The general quality of the men was high, as most of the infantry were front-line veterans who had been posted to reserve divisions after recovering from injuries, and the tank crews were mostly composed of instructors from the officer training schools. However, they were heavily deficient in equipment - overall, only around 20% of the assigned vehicles were available. The equipment they possessed was often outdated - several of their tanks were Panzer IIIs or Panzer IVs - and in a bad state of repair. Individual units were equipped with a variety of vehicles, making maintenance difficult, and ammunition was in short supply. There were no artillery pieces, very little signals equipment, and no supply troops.

It first saw action in the Northern part of the Eastern front, attempting a local counterattack against the Soviets in Pomerania. This was repulsed with heavy losses.

The unit was then sent to fight British armoured units from the 10th to the 12th, before being assigned to the XXXIX Corps. The XXXIX Corps was ordered to push south to cut the supply lines of the leading American divisions, which had now reached as far as the Elbe river, and attempt to link up with the 11th SS Panzer Army, which was fighting in the Harz mountains. Most of the strength of the division was expended in this push, and by the 20th it had split into small disorganized groups. On the 24th, the divisional commander was captured by American troops.
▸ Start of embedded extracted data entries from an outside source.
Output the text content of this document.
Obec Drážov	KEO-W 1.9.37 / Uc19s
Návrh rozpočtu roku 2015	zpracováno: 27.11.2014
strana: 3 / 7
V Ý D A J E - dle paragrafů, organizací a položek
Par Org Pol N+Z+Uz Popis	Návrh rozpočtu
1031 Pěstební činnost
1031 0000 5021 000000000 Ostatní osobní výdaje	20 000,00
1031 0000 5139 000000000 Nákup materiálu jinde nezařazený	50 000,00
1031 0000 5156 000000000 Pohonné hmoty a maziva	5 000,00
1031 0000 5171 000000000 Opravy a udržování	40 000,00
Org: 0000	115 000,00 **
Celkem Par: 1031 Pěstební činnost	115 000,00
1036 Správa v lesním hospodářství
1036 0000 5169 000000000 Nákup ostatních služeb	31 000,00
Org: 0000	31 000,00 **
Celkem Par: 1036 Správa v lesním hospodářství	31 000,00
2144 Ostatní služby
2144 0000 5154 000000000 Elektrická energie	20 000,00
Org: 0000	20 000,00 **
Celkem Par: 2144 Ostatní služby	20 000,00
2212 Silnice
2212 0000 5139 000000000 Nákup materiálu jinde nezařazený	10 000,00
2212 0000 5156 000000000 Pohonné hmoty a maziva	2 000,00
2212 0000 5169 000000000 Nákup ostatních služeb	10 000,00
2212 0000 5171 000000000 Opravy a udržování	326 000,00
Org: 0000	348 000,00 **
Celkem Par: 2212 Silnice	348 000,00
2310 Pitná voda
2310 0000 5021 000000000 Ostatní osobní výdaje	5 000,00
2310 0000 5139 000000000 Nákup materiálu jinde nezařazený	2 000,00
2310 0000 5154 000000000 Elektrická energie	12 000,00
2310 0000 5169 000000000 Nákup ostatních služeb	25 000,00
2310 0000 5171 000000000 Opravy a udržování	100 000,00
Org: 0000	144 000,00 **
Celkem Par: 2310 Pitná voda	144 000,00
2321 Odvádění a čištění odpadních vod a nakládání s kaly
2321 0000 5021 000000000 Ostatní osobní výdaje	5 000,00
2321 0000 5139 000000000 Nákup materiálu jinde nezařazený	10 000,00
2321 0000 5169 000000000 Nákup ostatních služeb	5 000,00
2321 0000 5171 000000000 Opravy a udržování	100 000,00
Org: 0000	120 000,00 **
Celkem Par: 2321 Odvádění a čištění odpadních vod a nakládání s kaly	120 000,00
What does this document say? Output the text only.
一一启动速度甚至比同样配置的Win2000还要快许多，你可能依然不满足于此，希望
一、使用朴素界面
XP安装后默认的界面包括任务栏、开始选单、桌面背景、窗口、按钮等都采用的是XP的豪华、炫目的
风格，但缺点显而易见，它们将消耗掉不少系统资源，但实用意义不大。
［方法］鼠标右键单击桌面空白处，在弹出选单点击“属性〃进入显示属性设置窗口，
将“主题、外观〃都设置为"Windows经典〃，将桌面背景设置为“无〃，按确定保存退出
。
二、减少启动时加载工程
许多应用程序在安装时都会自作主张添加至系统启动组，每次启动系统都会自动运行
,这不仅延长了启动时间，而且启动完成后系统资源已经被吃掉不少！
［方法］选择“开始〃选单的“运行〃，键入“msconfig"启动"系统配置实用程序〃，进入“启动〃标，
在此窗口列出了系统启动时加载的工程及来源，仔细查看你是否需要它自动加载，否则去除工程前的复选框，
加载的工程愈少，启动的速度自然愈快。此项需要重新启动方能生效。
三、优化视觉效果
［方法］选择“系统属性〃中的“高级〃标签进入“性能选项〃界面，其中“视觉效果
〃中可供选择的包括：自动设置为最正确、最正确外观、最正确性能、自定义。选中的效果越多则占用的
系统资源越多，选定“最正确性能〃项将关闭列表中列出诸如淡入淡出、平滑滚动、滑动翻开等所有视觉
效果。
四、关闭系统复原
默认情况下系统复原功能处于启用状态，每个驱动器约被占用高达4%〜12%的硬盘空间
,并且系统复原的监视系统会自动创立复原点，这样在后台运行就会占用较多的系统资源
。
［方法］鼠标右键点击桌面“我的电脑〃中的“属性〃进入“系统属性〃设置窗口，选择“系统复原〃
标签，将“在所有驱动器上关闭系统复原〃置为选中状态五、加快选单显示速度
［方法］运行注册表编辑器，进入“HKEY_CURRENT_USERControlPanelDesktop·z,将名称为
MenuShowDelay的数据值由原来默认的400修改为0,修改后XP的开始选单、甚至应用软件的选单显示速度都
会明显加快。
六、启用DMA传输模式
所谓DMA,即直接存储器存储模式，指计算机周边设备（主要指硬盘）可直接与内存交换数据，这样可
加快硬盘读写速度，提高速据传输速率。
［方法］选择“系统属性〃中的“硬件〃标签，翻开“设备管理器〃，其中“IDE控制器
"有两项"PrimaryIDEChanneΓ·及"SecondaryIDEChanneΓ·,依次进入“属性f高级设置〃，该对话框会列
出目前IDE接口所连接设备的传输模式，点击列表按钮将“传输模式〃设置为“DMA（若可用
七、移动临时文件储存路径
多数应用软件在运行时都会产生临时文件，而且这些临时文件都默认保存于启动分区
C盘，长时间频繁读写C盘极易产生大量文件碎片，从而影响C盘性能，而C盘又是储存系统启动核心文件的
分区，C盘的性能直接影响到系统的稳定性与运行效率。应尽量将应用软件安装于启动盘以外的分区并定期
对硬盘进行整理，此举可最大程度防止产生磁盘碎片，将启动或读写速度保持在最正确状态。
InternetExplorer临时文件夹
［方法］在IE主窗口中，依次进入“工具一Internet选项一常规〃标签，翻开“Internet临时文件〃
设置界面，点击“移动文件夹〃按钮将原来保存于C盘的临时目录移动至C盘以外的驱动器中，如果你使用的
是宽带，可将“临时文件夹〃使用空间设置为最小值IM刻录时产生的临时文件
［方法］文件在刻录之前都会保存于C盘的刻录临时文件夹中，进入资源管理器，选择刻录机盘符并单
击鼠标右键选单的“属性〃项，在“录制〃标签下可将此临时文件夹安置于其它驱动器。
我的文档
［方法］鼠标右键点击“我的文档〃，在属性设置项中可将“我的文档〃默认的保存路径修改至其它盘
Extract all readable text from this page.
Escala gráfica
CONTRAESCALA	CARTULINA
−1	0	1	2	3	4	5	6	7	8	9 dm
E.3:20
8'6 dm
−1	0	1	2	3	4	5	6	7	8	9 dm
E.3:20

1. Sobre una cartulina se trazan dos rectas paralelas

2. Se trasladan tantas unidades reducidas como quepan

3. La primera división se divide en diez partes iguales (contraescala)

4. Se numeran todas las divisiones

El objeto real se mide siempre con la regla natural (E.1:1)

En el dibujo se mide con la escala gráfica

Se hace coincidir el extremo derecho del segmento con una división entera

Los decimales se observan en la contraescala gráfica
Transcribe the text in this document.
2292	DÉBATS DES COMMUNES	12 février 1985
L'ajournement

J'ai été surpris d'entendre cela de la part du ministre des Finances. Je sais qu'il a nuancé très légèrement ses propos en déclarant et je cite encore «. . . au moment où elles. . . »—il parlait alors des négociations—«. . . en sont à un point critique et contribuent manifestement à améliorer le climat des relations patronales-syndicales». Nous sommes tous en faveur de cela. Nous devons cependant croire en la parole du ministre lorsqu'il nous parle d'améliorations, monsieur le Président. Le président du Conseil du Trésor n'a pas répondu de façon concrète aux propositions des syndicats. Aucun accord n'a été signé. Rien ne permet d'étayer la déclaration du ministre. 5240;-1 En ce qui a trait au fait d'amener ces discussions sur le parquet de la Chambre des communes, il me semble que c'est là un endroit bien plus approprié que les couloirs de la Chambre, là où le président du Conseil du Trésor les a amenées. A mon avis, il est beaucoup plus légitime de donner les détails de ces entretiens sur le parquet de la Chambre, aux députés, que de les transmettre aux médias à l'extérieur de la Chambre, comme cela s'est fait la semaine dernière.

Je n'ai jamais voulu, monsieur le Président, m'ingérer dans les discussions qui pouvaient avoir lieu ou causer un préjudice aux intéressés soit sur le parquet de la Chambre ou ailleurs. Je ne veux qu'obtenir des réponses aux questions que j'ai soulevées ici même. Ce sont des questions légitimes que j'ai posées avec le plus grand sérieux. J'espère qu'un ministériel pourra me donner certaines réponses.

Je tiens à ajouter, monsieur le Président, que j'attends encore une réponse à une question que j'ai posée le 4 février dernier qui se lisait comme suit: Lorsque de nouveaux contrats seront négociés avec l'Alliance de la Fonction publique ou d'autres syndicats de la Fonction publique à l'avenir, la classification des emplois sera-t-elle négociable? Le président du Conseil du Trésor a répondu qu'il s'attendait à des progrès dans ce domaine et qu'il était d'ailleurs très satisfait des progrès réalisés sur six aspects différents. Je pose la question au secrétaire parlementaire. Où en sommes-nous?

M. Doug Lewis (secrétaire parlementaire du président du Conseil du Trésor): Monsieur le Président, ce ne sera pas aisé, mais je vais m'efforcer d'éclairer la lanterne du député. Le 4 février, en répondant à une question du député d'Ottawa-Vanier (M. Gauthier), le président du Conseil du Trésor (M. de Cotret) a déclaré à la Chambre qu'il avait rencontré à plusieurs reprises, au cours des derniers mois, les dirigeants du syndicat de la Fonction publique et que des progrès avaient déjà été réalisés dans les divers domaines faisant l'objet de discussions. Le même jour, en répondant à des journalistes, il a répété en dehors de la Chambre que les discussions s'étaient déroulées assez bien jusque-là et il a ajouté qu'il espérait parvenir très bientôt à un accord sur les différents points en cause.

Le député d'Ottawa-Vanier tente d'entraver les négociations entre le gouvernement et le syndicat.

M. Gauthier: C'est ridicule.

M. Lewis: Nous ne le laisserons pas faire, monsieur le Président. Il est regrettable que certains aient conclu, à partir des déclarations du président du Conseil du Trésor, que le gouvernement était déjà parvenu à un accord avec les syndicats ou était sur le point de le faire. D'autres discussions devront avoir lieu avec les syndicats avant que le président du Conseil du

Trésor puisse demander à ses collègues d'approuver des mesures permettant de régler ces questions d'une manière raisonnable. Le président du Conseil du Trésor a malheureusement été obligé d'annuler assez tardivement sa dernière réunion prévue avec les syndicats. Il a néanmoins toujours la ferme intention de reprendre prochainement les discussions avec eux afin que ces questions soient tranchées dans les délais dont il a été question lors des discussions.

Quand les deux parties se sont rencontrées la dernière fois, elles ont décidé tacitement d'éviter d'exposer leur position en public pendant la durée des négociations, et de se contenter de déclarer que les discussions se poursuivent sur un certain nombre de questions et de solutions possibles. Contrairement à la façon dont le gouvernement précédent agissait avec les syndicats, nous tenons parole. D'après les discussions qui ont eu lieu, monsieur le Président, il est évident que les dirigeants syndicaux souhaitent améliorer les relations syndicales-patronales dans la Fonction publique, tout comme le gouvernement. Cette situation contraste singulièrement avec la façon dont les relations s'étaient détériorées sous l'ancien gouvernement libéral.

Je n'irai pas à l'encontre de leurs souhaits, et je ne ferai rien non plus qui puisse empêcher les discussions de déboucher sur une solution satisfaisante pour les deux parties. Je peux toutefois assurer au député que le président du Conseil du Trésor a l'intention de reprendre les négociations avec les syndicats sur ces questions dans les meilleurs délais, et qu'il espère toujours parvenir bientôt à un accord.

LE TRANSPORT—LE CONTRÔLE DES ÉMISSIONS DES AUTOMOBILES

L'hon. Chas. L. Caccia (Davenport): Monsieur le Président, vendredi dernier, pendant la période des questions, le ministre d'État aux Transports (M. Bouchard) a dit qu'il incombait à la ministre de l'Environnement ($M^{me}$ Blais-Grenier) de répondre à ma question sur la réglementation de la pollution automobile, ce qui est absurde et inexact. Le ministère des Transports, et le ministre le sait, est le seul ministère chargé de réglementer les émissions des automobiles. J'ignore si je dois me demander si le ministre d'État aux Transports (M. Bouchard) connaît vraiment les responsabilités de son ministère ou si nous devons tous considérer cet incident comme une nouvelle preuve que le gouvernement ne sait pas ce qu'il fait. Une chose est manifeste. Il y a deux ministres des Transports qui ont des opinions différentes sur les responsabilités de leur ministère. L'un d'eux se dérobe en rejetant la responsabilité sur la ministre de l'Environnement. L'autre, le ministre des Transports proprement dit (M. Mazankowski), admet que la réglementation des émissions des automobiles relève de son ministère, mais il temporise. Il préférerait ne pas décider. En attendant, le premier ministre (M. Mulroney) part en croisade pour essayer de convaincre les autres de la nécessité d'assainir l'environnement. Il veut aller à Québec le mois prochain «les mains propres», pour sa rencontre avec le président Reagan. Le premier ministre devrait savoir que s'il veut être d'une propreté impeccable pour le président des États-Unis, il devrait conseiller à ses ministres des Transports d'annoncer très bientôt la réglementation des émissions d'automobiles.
On 28 April, Clausewitz, having by this point been reformed as an Infantry division with railway workers and Hitlerjugend, along with the divisions Scharnhorst and Theodor Körner, was ordered to attack from the south-west toward the direction of Berlin, as part of Wenck's XX Corps. They covered a distance of about 24 km, before being halted at the tip of Lake Schwielow, south-west of Potsdam and still 32 km from Berlin.